No one could. Meanwhile Ha finished Jay's piece. I watched his knife. It seemed to do what it had done before. He placed the plate in front of Jay. "One piece left over. This is just right," he said to me. His hands were a blur, pinching the strip of flesh and rolling it up in rice, dipping a knife into one bowl then the next. "For you."
I must have looked startled as he put the plate before me.
"Do not worry, Mr. Wyeth." Ha's old eyes disappeared into amused slits but his gaze stayed fixed on mine. "Just enjoy. Ha is giving you very good fish today. You know this, you see this fish before, you must show the others it is very good to eat."
I took the piece of sushi, looked at it. Ha shuffled out from the bar and toward H.J. and Gabriel, who had not eaten any fish. "Please, it is very good. Protein. Very strong." Then he turned back to me. "Is it good?"
I watched Jay set his cigar on the table next to his plate. I saw Allison watch me. I popped the piece of fish in my mouth. I chewed.
"Hmm," I told them, "that is terrific."
"Yes."
"Are you sure there's no more?" I said. "I could eat a boatload of this stuff."

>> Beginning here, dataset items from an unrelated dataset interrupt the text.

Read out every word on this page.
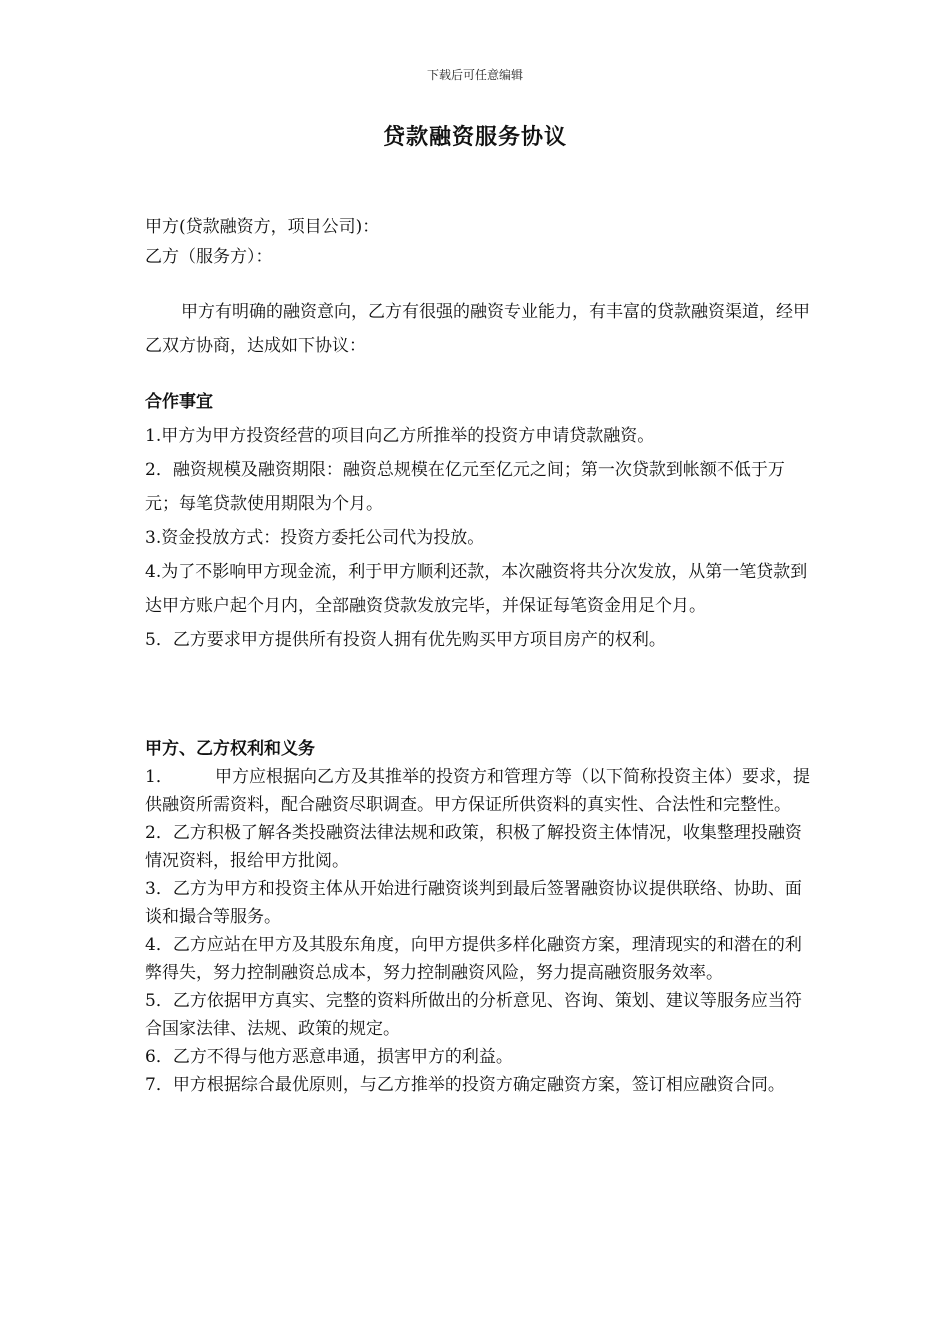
下载后可任意编辑
贷款融资服务协议

甲方(贷款融资方，项目公司)：

乙方（服务方）：

甲方有明确的融资意向，乙方有很强的融资专业能力，有丰富的贷款融资渠道，经甲乙双方协商，达成如下协议：

合作事宜

1.甲方为甲方投资经营的项目向乙方所推举的投资方申请贷款融资。

2．融资规模及融资期限：融资总规模在亿元至亿元之间；第一次贷款到帐额不低于万元；每笔贷款使用期限为个月。

3.资金投放方式：投资方委托公司代为投放。

4.为了不影响甲方现金流，利于甲方顺利还款，本次融资将共分次发放，从第一笔贷款到达甲方账户起个月内，全部融资贷款发放完毕，并保证每笔资金用足个月。

5．乙方要求甲方提供所有投资人拥有优先购买甲方项目房产的权利。

甲方、乙方权利和义务

1． 甲方应根据向乙方及其推举的投资方和管理方等（以下简称投资主体）要求，提供融资所需资料，配合融资尽职调查。甲方保证所供资料的真实性、合法性和完整性。

2．乙方积极了解各类投融资法律法规和政策，积极了解投资主体情况，收集整理投融资情况资料，报给甲方批阅。

3．乙方为甲方和投资主体从开始进行融资谈判到最后签署融资协议提供联络、协助、面谈和撮合等服务。

4．乙方应站在甲方及其股东角度，向甲方提供多样化融资方案，理清现实的和潜在的利弊得失，努力控制融资总成本，努力控制融资风险，努力提高融资服务效率。

5．乙方依据甲方真实、完整的资料所做出的分析意见、咨询、策划、建议等服务应当符合国家法律、法规、政策的规定。

6．乙方不得与他方恶意串通，损害甲方的利益。

7．甲方根据综合最优原则，与乙方推举的投资方确定融资方案，签订相应融资合同。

Ha bowed his head in apology.
Denny ate his second piece, Gabriel tasted his first. We needed a pause, a lag of a minute. I listened, and thought I heard the first footsteps of the staff arriving upstairs.
Allison looked at her watch.
"What's that?" demanded H.J.
"The restaurant is opening," she said. "I've got waiters and waitresses arriving, sous-chefs, busboys, everybody."
"Can't you close it?"
"No," said Allison. "I'd have to call thirty people."